Airways and bronchial rings of Gaa^−/− mice have an attenuated response to albuterol. A–C: after MCh dosage response, R-albuterol was nebulized and measurement cycle was taken, and then an additional measurement was taken postalbuterol. A and B: Gaa^−/− mice have a decreased response to albuterol in vivo compared with WT controls as evidenced by a lack of response in overall pulmonary resistance (R_rs; A) and central airway resistance (R_n; B).
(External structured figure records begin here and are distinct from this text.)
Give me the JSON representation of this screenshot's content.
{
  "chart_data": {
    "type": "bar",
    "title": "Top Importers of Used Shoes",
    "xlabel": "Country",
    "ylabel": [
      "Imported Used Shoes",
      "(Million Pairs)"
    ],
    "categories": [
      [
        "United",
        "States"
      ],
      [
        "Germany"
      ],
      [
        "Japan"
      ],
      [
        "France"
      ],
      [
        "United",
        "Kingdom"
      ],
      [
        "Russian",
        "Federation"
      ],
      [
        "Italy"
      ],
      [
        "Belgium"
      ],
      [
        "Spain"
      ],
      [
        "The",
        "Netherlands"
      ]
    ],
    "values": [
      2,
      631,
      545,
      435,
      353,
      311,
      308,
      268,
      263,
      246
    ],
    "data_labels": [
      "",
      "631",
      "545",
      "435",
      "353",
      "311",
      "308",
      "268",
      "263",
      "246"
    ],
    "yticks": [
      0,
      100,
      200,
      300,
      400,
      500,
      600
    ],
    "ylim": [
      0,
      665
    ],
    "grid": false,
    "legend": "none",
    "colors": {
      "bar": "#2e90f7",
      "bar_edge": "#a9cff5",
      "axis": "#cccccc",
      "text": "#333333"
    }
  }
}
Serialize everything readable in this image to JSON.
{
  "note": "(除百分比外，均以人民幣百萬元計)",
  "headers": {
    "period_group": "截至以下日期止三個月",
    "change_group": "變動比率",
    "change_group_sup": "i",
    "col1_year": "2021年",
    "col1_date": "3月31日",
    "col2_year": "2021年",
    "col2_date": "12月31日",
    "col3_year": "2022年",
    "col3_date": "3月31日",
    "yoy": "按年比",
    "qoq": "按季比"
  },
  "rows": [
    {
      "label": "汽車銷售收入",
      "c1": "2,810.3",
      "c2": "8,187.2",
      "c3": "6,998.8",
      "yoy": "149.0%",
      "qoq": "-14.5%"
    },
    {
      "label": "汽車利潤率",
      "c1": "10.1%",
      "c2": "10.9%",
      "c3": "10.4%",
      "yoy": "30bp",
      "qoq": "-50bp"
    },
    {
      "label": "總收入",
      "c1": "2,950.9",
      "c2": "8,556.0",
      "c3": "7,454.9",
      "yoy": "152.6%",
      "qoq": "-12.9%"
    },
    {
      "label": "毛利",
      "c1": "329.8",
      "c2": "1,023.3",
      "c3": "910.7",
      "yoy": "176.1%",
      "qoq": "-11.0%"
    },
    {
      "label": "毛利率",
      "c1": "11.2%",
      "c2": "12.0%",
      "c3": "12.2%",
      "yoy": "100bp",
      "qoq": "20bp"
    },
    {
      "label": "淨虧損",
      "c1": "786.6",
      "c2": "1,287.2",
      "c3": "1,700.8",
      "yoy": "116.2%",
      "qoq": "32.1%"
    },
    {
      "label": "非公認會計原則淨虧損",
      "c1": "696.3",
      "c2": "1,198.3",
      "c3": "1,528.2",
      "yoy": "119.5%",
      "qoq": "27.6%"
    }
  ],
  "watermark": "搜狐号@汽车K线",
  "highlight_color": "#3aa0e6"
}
WT (n = 4) and Gaa^−/− (n = 5) mice. C: tissue resistance (G) did not respond to R-albuterol in WT or Gaa^−/− animals. D and E: ex vivo Gaa^−/− bronchial rings have a blunted response to the bronchodilator effects of R-albuterol compared with WT bronchial rings. D: representative tracing of bronchial ring force as a response to R-albuterol administration following MCh-induced contraction. E: summary data of R-albuterol inhibitory effects on MCh-induced tone as percent relaxation. The values were normalized to the max effect of MCh on smooth muscle tone in both WT (n = 6) and Gaa^−/− (n = 7) mice. *P ≤ 0.05, pair-wise comparison. #P ≤ 0.05, baseline comparison.

Fig. 5.

Deficient extracellular calcium influx in response to KCl and MCh in Gaa^−/− mouse airway smooth muscle cells. A and B: the change in calcium global intracellular calcium concentration ([Ca²⁺]_i) (ΔF/F₀) induced by 60 mM KCl is more robust in WT (n = 25 cells) compared with Gaa^−/− (20 cells) smooth muscle cells (A: representative trace; B: mean data). C–E: in response to MCh, the initial calcium release in WT and Gaa^−/− animals is similar (C and D), but the sustained response is more robust in WT animals (n = 46 cells) compared with Gaa^−/− (48 cells) airway smooth muscle cells (C and E). F and G: change in [Ca²⁺]_i (represented as ΔF/F₀) was raised by MCh (10⁻⁴ M) in Ca²⁺-free solution in WT (n = 23 cells) and Gaa^−/− (n = 26 cells) animals and confirms that the initial rise in in [Ca²⁺]_i is due to intracellular Ca²⁺ release. The peak value was measured as the peak component of calcium signal, and the average values of last 50 s were measured as the sustained component. *P ≤ 0.05.